Cuanto más se preocupaba Jing Chen por Su Wan, más dolor sentiría ella.
Esperaba que llegasen pronto los días en que Jing Chen se preocupara por ella.
Bai Lian dijo impacientemente:
—Entonces tienes que ser rápido.
No tengo tiempo para esperarte.
Wang Xiao apretó los labios, asintió y salió.
Bai Lian despidió a Wang Xiao.
Dos minutos después de que se sentara, vio a Zhao Lin llamar a la puerta y entrar con una expresión de sospecha.
Preguntó:
—¿Qué pasó cuando vino la enfermera hace un momento?
¿Se encuentra mal la Señorita Bai?
El corazón de Bai Lian dio un vuelco y se sintió nerviosa un momento, pero rápidamente se tranquilizó y sonrió:
—Un poco.
Quiero que me ayude.
El dolor es tan fuerte que no puedo soportarlo.
Dijo que no es bueno tomar demasiado medicamento para aliviar el dolor.

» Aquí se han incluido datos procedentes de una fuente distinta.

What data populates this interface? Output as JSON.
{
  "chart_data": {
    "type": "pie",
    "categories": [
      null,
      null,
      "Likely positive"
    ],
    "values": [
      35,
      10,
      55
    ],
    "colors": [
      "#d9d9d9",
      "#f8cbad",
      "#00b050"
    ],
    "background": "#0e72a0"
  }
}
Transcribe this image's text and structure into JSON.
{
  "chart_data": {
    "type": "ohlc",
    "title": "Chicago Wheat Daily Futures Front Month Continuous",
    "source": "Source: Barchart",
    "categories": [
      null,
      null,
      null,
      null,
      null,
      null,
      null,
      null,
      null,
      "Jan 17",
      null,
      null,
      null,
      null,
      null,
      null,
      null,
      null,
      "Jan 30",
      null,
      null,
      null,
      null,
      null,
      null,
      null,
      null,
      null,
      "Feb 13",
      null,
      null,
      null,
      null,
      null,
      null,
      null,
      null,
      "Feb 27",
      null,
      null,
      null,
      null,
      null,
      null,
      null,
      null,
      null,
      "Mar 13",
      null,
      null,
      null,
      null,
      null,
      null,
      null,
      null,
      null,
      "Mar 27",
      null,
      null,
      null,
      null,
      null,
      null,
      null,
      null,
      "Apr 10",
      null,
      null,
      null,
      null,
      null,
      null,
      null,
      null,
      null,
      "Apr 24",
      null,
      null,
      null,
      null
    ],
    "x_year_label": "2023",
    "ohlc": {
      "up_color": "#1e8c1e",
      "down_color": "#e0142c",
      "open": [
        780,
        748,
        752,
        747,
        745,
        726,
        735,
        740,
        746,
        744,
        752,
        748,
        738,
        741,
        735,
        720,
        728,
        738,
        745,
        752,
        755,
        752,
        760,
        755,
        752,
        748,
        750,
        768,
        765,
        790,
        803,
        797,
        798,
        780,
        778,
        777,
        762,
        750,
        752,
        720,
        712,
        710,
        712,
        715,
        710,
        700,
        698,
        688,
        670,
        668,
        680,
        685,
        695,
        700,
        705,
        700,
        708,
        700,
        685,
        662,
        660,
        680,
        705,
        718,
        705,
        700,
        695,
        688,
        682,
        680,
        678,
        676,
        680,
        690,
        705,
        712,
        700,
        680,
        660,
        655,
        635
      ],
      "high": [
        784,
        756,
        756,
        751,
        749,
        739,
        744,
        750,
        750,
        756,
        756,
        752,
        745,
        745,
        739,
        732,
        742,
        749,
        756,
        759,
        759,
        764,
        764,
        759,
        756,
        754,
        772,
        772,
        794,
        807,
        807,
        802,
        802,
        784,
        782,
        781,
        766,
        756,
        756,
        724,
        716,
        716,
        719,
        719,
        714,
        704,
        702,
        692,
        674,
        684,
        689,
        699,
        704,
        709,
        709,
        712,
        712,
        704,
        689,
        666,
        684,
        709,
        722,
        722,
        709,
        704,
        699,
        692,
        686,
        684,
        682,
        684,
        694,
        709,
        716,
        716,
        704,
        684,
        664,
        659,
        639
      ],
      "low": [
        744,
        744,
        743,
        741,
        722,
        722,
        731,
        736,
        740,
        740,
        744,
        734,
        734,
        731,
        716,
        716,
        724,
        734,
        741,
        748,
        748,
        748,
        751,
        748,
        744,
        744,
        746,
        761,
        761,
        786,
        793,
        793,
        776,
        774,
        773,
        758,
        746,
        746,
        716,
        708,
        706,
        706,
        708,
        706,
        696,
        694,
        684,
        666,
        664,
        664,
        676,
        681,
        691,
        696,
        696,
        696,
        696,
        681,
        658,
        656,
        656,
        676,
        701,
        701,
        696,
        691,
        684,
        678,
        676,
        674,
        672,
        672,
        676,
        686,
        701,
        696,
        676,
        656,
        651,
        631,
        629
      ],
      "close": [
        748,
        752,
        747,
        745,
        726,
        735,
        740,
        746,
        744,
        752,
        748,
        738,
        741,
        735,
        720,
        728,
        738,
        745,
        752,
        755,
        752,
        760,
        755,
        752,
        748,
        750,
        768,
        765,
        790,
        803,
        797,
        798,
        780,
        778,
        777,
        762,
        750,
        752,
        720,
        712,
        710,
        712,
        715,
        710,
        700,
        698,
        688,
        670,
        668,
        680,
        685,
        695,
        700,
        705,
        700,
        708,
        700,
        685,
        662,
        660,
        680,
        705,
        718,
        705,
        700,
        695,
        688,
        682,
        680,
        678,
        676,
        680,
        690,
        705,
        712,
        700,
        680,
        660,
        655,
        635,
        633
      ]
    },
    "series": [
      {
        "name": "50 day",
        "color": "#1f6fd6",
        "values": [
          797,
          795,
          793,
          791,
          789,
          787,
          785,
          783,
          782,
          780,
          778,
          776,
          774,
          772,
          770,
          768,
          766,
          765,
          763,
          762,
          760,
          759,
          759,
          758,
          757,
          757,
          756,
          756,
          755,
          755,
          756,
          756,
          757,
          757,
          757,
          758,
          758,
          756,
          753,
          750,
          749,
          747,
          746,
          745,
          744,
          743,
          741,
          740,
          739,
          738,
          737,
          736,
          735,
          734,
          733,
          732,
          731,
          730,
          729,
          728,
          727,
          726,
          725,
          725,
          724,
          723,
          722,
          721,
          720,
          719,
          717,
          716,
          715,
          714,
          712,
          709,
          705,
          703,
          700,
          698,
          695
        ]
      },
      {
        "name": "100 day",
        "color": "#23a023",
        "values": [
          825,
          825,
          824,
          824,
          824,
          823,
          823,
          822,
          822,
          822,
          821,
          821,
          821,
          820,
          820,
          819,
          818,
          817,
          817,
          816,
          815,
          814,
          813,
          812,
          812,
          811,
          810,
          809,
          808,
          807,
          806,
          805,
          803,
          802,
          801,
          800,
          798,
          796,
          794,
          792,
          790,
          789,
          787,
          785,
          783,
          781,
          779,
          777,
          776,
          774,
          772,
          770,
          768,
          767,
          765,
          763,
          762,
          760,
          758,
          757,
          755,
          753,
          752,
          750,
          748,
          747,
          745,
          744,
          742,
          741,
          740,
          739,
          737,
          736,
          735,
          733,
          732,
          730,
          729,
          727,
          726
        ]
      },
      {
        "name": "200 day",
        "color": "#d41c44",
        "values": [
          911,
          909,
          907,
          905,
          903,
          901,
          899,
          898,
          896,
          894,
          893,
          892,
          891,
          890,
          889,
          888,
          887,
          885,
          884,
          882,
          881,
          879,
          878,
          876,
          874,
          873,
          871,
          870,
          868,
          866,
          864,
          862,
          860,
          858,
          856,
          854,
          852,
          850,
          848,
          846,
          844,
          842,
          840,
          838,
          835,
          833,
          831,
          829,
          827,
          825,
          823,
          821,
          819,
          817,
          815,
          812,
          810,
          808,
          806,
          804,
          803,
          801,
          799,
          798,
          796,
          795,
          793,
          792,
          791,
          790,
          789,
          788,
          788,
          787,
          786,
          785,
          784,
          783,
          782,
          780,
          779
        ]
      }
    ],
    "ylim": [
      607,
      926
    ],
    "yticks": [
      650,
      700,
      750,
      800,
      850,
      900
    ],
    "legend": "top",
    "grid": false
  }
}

Zhao Lin comprendió y asintió:
—Mm, Señorita Bai, descansa más.
Quizás así puedas recuperarte mejor.
Bai Lian asintió rápidamente:
—Vale, gracias por tu preocupación, Asistente Especial Zhao.
¿Por qué me buscas?
Zhao Lin asintió con calma y entró.
Luego, fue al armario de la habitación y abrió uno de los cajones.
Dijo:
—El Joven Maestro Jing me pidió que subiera a buscar algunas cosas.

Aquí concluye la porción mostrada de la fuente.